Il aura fallu des décennies d’opacité et une action judiciaire sans précédent pour qu’un pan entier de l’économie ultramarine se dévoile enfin. En septembre 2025, deux collectifs – Vous n’êtes pas seuls (VNPS) et l’Observatoire Terre-Monde (OTM) – publient Désarmer GBH : Enquête sur le plus puissant empire béké, un rapport explosif qui documente l’ampleur, la structure et les pratiques du Groupe Bernard Hayot (GBH), mastodonte de la grande distribution, de l’automobile et de l’agro-industrie dans les territoires dits d’Outre-mer.

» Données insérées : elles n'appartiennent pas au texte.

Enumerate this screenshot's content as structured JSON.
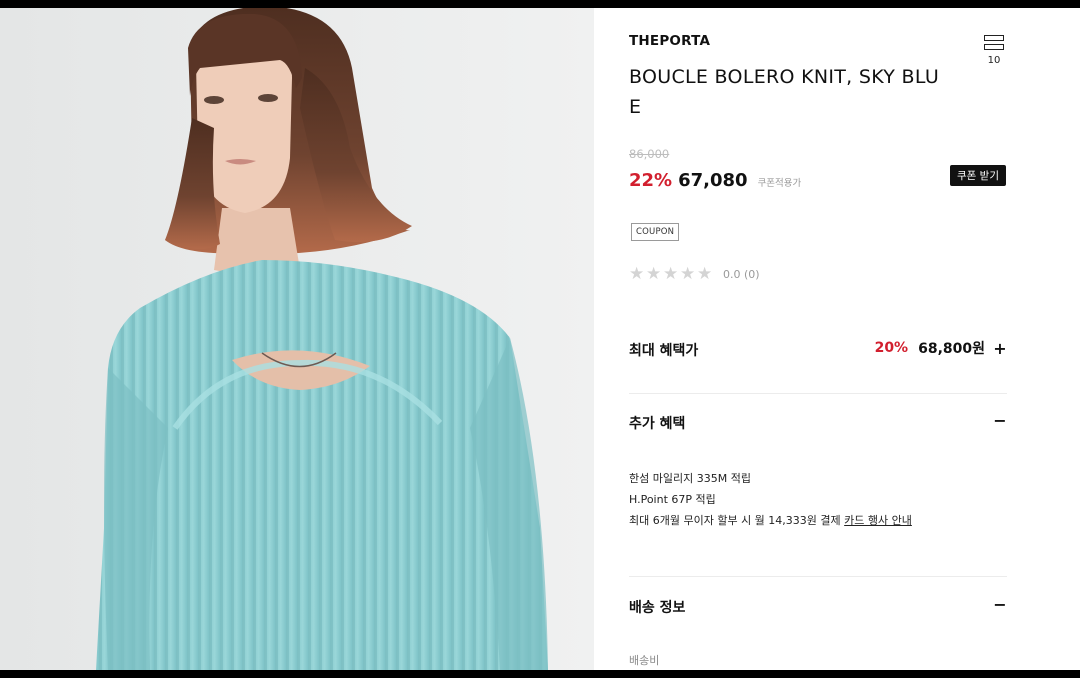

Ce travail est le fruit d’une collaboration singulière entre deux démarches militantes et intellectuelles. VNPS se définit comme un collectif d’individus souhaitant « créer des passerelles vers les archipels de résistances écologiques et sociales », une manière de relier des luttes dispersées pour penser autrement nos manières de produire, de consommer et de vivre. À ses côtés, l’Observatoire Terre-Monde (OTM) réunit des chercheur·euses, artistes, agriculteurs et citoyens issus d’horizons variés. Leur ambition : faire dialoguer les acteurs de la société autour des enjeux écologiques et politiques, pour repenser nos manières d’habiter la Terre.

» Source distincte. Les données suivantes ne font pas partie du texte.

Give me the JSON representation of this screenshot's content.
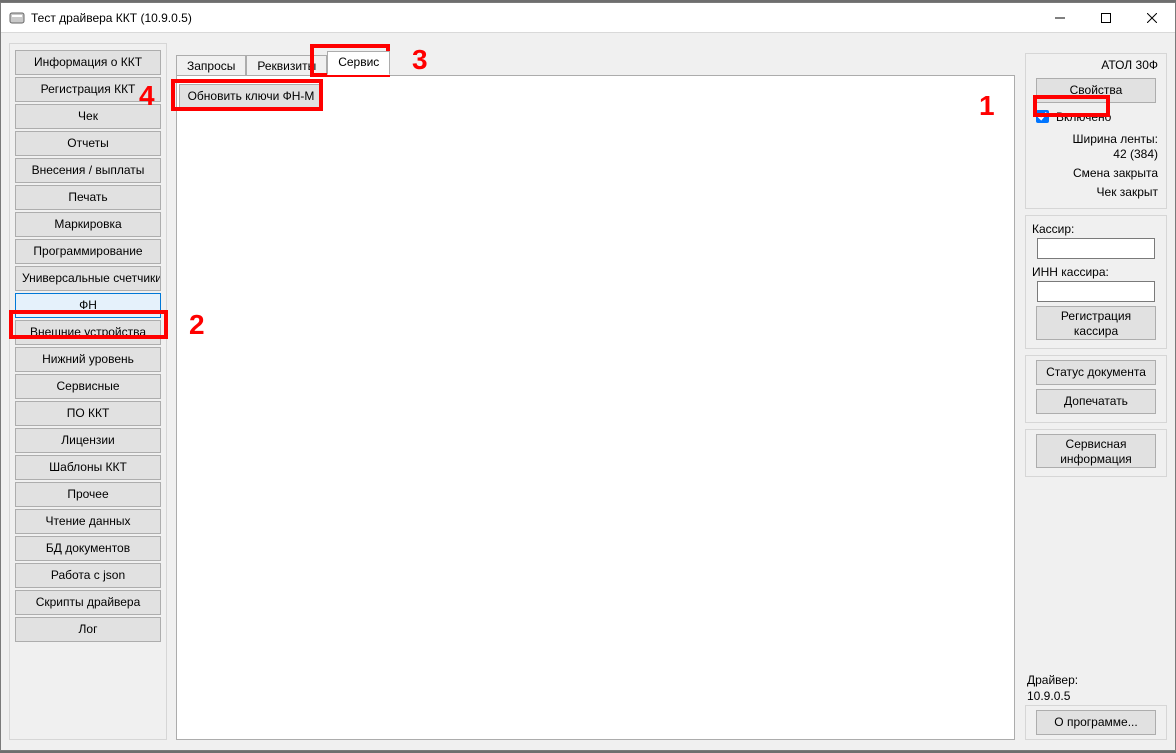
{
  "window": {
    "title": "Тест драйвера ККТ (10.9.0.5)"
  },
  "sidebar": {
    "items": [
      {
        "label": "Информация о ККТ",
        "active": false
      },
      {
        "label": "Регистрация ККТ",
        "active": false
      },
      {
        "label": "Чек",
        "active": false
      },
      {
        "label": "Отчеты",
        "active": false
      },
      {
        "label": "Внесения / выплаты",
        "active": false
      },
      {
        "label": "Печать",
        "active": false
      },
      {
        "label": "Маркировка",
        "active": false
      },
      {
        "label": "Программирование",
        "active": false
      },
      {
        "label": "Универсальные счетчики",
        "active": false
      },
      {
        "label": "ФН",
        "active": true
      },
      {
        "label": "Внешние устройства",
        "active": false
      },
      {
        "label": "Нижний уровень",
        "active": false
      },
      {
        "label": "Сервисные",
        "active": false
      },
      {
        "label": "ПО ККТ",
        "active": false
      },
      {
        "label": "Лицензии",
        "active": false
      },
      {
        "label": "Шаблоны ККТ",
        "active": false
      },
      {
        "label": "Прочее",
        "active": false
      },
      {
        "label": "Чтение данных",
        "active": false
      },
      {
        "label": "БД документов",
        "active": false
      },
      {
        "label": "Работа с json",
        "active": false
      },
      {
        "label": "Скрипты драйвера",
        "active": false
      },
      {
        "label": "Лог",
        "active": false
      }
    ]
  },
  "tabs": {
    "items": [
      {
        "label": "Запросы",
        "active": false
      },
      {
        "label": "Реквизиты",
        "active": false
      },
      {
        "label": "Сервис",
        "active": true
      }
    ],
    "service_button": "Обновить ключи ФН-М"
  },
  "right": {
    "device_name": "АТОЛ 30Ф",
    "properties_btn": "Свойства",
    "enabled_label": "Включено",
    "enabled_checked": true,
    "tape_width_label": "Ширина ленты:",
    "tape_width_value": "42 (384)",
    "shift_status": "Смена закрыта",
    "receipt_status": "Чек закрыт",
    "cashier_label": "Кассир:",
    "cashier_value": "",
    "cashier_inn_label": "ИНН кассира:",
    "cashier_inn_value": "",
    "register_cashier_btn": "Регистрация\nкассира",
    "doc_status_btn": "Статус документа",
    "reprint_btn": "Допечатать",
    "service_info_btn": "Сервисная\nинформация",
    "driver_label": "Драйвер:",
    "driver_version": "10.9.0.5",
    "about_btn": "О программе..."
  },
  "annotations": {
    "n1": "1",
    "n2": "2",
    "n3": "3",
    "n4": "4"
  }
}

Ensemble, ils ont choisi de s’attaquer à ce qu’ils appellent un « empire économique et symbolique », né des héritages coloniaux et perpétué sous des formes modernes : le groupe GBH.

L’empire de la discrétion

Fondé en 1960 par Bernard Hayot, GBH s’est imposé comme un acteur incontournable de la vie économique ultramarine. De Carrefour à Decathlon, de Renault à la FNAC, des dizaines d’enseignes connues des consommateurs dépendent en réalité d’un seul et même empire familial. Présent en Martinique, Guadeloupe, Guyane, La Réunion, Mayotte et Nouvelle-Calédonie, mais aussi au Maroc, en Côte d’Ivoire et au Costa Rica, GBH affiche un chiffre d’affaires dépassant les 5 milliards d’euros en 2024.

Pendant plus de soixante ans, le groupe s’est pourtant soustrait à une obligation légale élémentaire : la publication de ses comptes consolidés. Une opacité devenue presque structurelle, qui lui a permis de prospérer dans le silence, loin du regard public.
Lorsque Stéphane Hayot, fils du fondateur, affirmait en février 2025 sur Martinique La 1ère : « Nous ne sommes pas un groupe secret, nous sommes un groupe discret », il illustrait à sa manière un demi-siècle de gestion dans l’ombre.

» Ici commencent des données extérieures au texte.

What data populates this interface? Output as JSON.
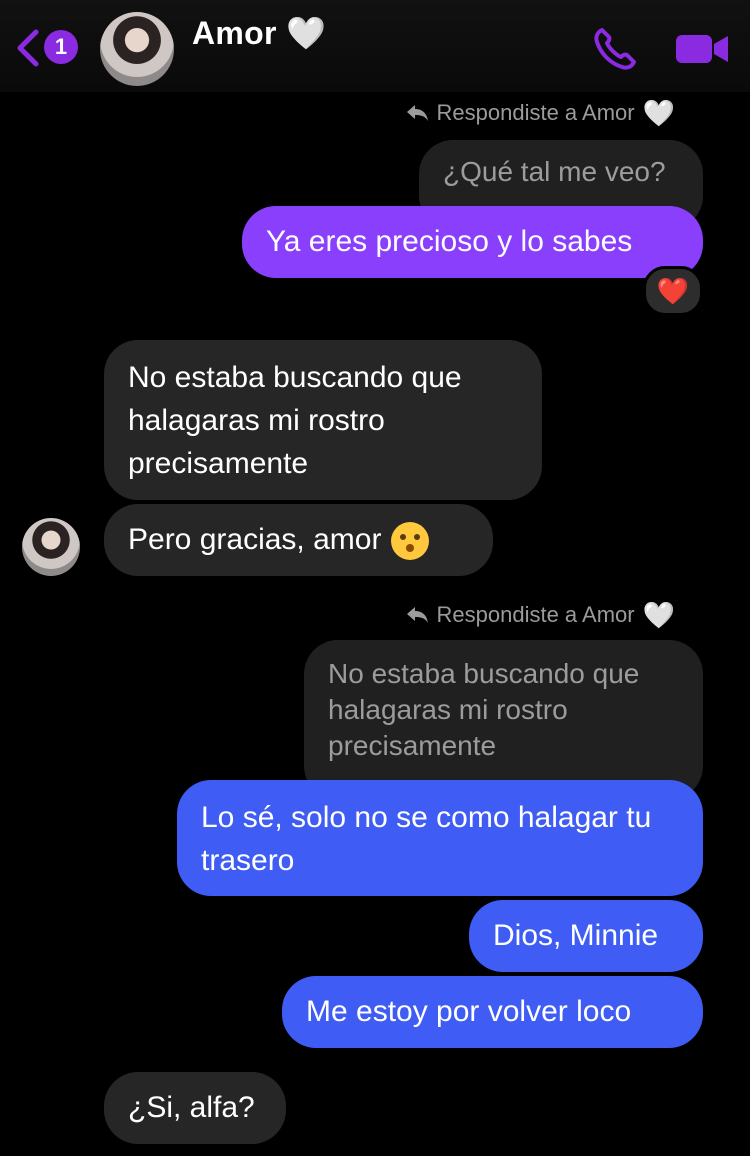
{
  "header": {
    "unread_count": "1",
    "contact_name": "Amor 🤍",
    "accent_color": "#8a2be2"
  },
  "messages": {
    "reply_note_1": "Respondiste a Amor",
    "quoted_1": "¿Qué tal me veo?",
    "sent_1": "Ya eres precioso y lo sabes",
    "reaction_1": "❤️",
    "received_1": "No estaba buscando que halagaras mi rostro precisamente",
    "received_2": "Pero gracias, amor",
    "reply_note_2": "Respondiste a Amor",
    "quoted_2": "No estaba buscando que halagaras mi rostro precisamente",
    "sent_2": "Lo sé, solo no se como halagar tu trasero",
    "sent_3": "Dios, Minnie",
    "sent_4": "Me estoy por volver loco",
    "received_3": "¿Si, alfa?"
  },
  "icons": {
    "back": "chevron-left-icon",
    "call": "phone-icon",
    "video": "video-camera-icon",
    "reply": "reply-arrow-icon",
    "heart": "white-heart-icon",
    "kiss": "kissing-face-icon"
  },
  "colors": {
    "sent_purple": "#8a3ffc",
    "sent_blue": "#3f5cf5",
    "received_gray": "#262626"
  }
}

Cette discrétion s’est toutefois heurtée à la persévérance de citoyens et d’économistes décidés à faire la lumière sur la domination du groupe. En novembre 2024, quatre lanceur·euses d’alerte – soutenus par les associations VNPS et Lanceur d’Alerte – assignent Bernard Hayot en justice afin d’obtenir la publication des comptes de l’empire. Après plusieurs reports d’audience, GBH cède : le 5 février 2025, les chiffres tombent enfin. Le groupe affiche 228 millions d’euros de bénéfices sur l’exercice 2023. Cette victoire juridique marque le point de départ du rapport Désarmer GBH.

Un rapport pour dévoiler les rouages du pouvoir économique

À partir des données rendues publiques, les deux collectifs ont déployé une méthodologie d’enquête rigoureuse. Ils ont extrait et nettoyé la liste complète des 270 filiales françaises, kanak et étrangères de GBH, puis ont reconstitué leurs liens hiérarchiques à l’aide d’outils de visualisation de données. Le résultat : une cartographie mondiale et un graphe interactif permettant de suivre les ramifications d’un empire aux centaines d’antennes économiques.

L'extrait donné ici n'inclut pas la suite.